Data analysis of a single culture requires multiple steps:
- Subtract the background OD from each time point
- Take the ln of each corrected OD.
- Plot those values on a graph and decide which points fall along a straight line.
- Copy/paste those time points and ln corrected ODs into a statistics or spreadsheet program.
- Determine by linear regression the slope of that line, which is the growth rate for that culture. An experienced person could analyze the data for one culture in several minutes, so about 4–8 working days would be needed to analyze all 384 cultures. While that is considerably better than the roughly 30 working days required for data collection and analysis of 384 cultures by the old shake flask method, that is hardly consistent with the concept of “high throughput”.
Let the Programs Do the Work
We’ve developed a suite of tools including GrowthRates 6.2, that takes the output of a microtiter plate reader, does all of the calculations described above and in addition to the growth rate calculates the standard error of the growth rate and a correlation coefficient as estimates of the accuracy and of that rate confidence in the rate.
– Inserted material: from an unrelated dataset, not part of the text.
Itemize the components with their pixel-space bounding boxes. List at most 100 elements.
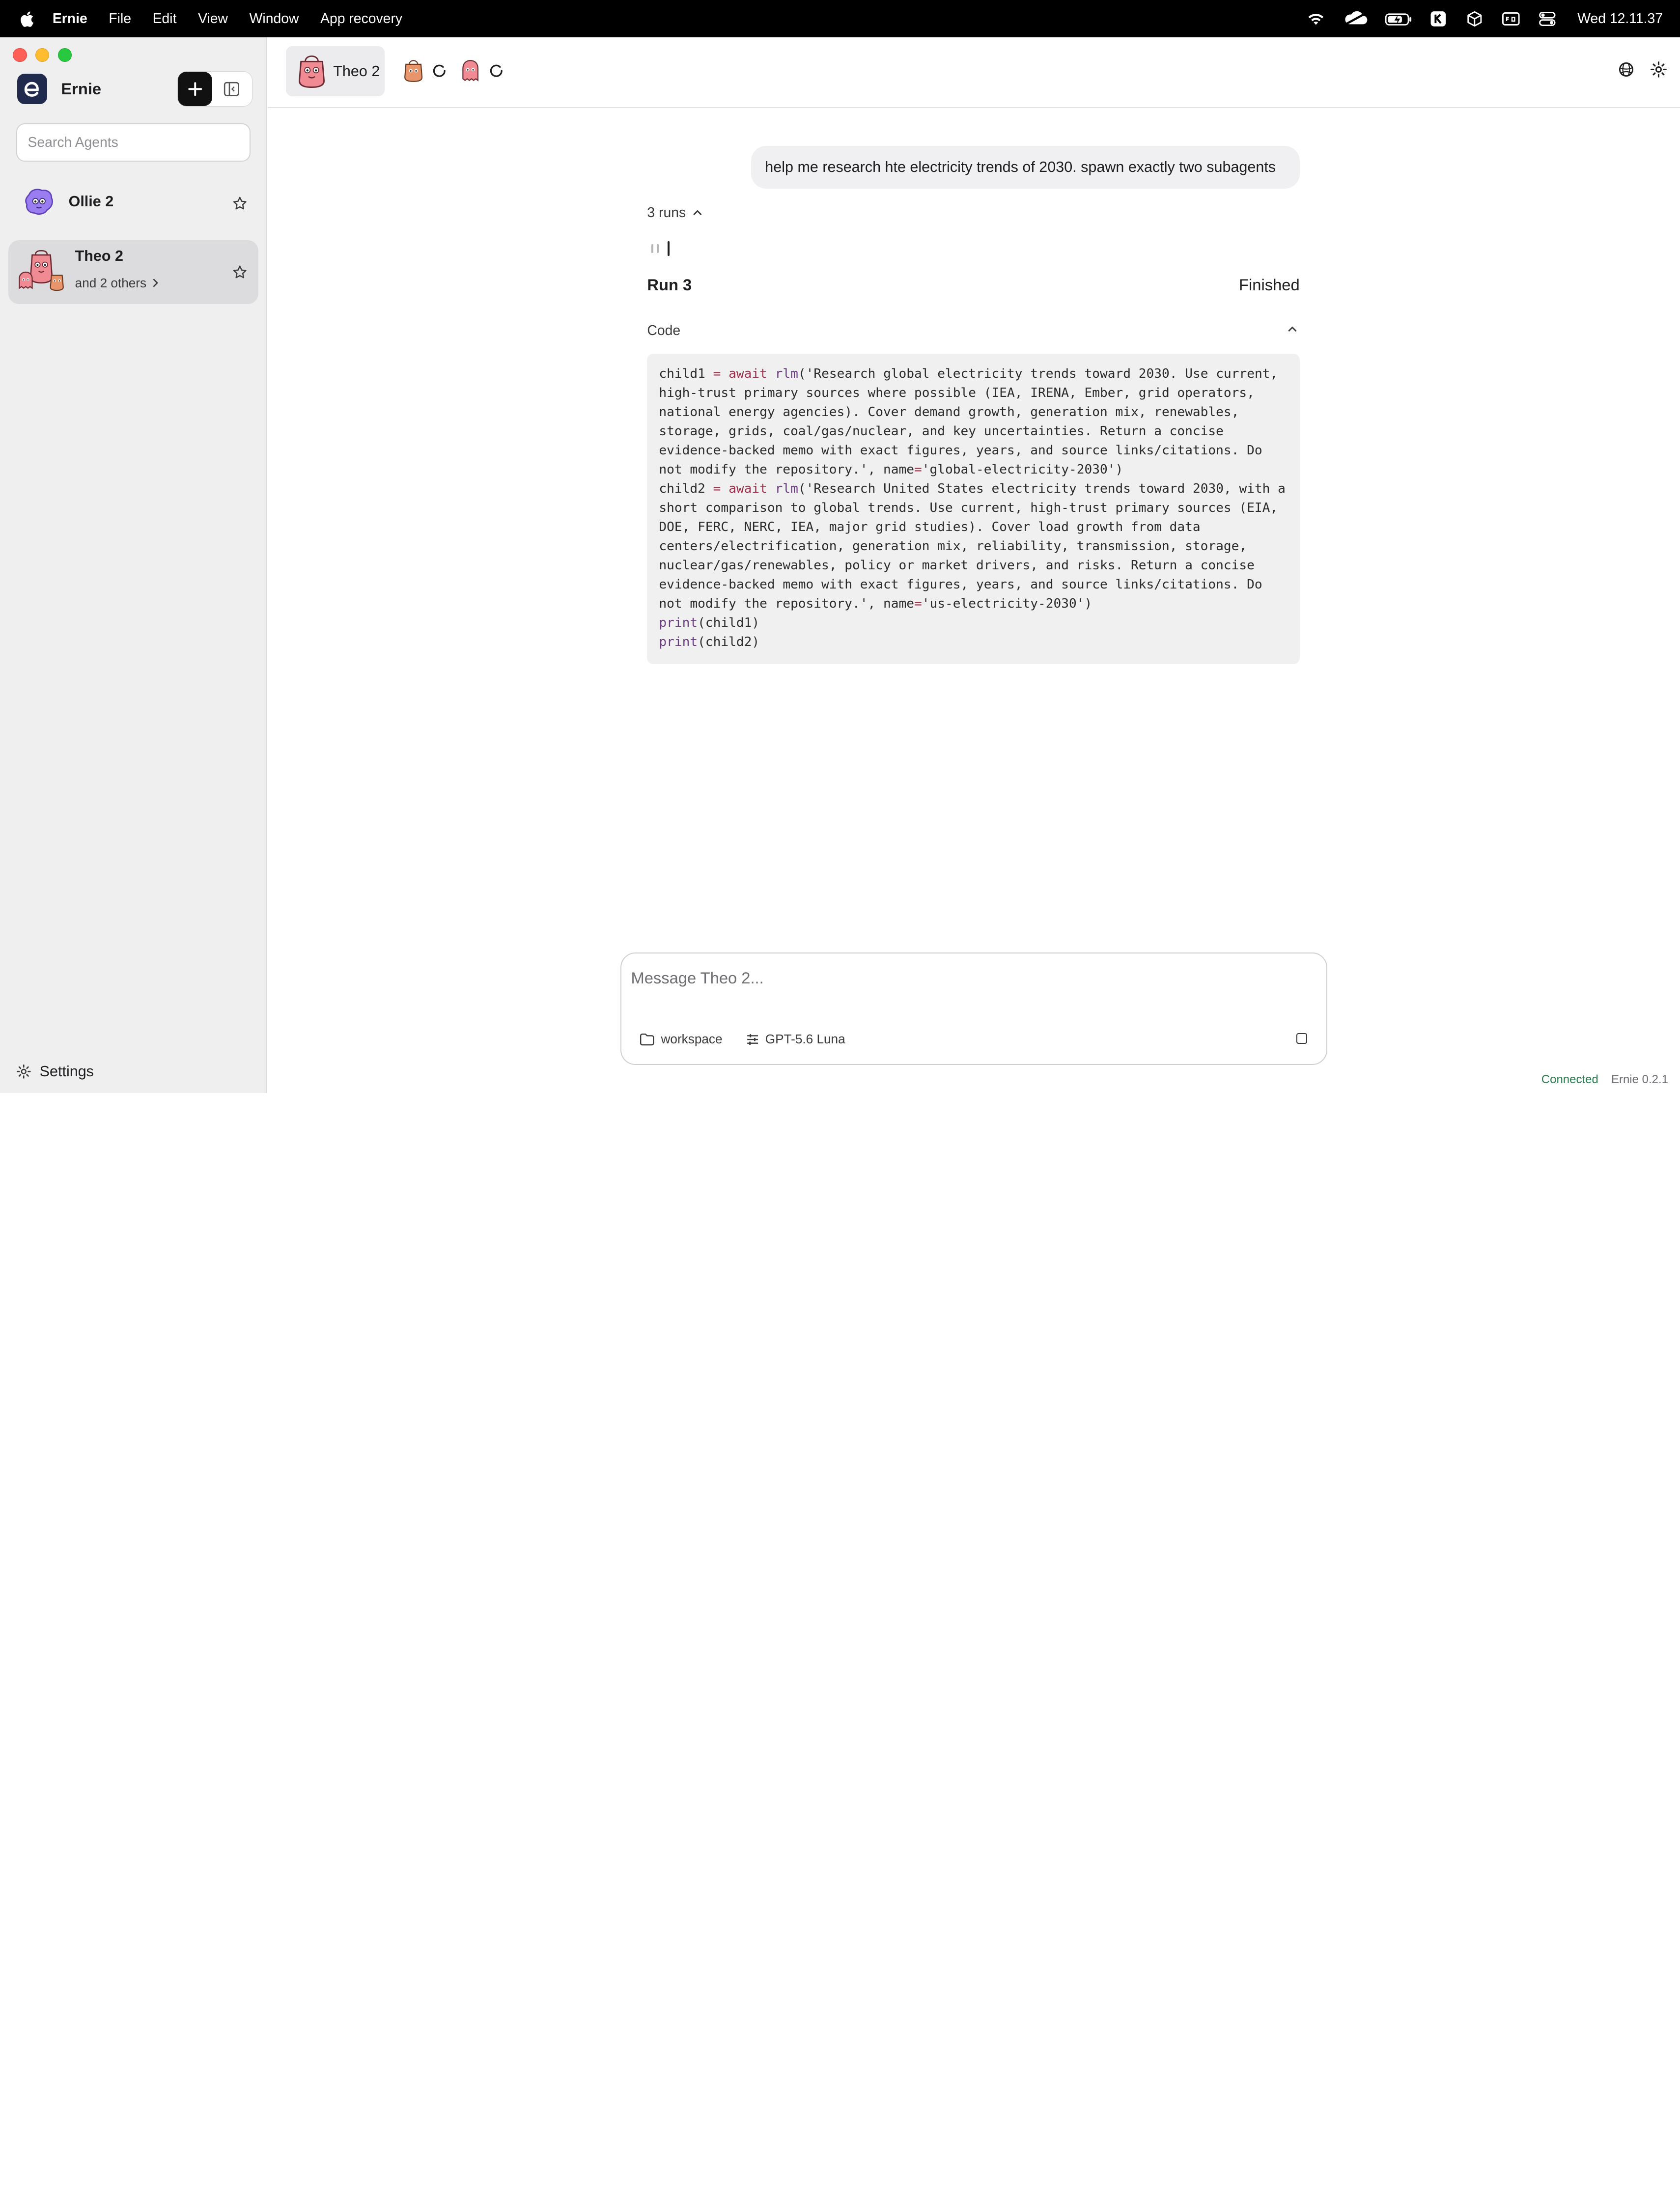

We are aware of other programs that automate the calculation of growth rates from plate reader data, but each of those requires significant programming skills in MATLAB, R, or Python. GrowthRates requires no programming skills. Plate readers output their data in at least 16 different formats (so far). All of the other programs require manually reformatting the plate reader output for input to the program. GrowthRates automatically translates those formats to a standard format.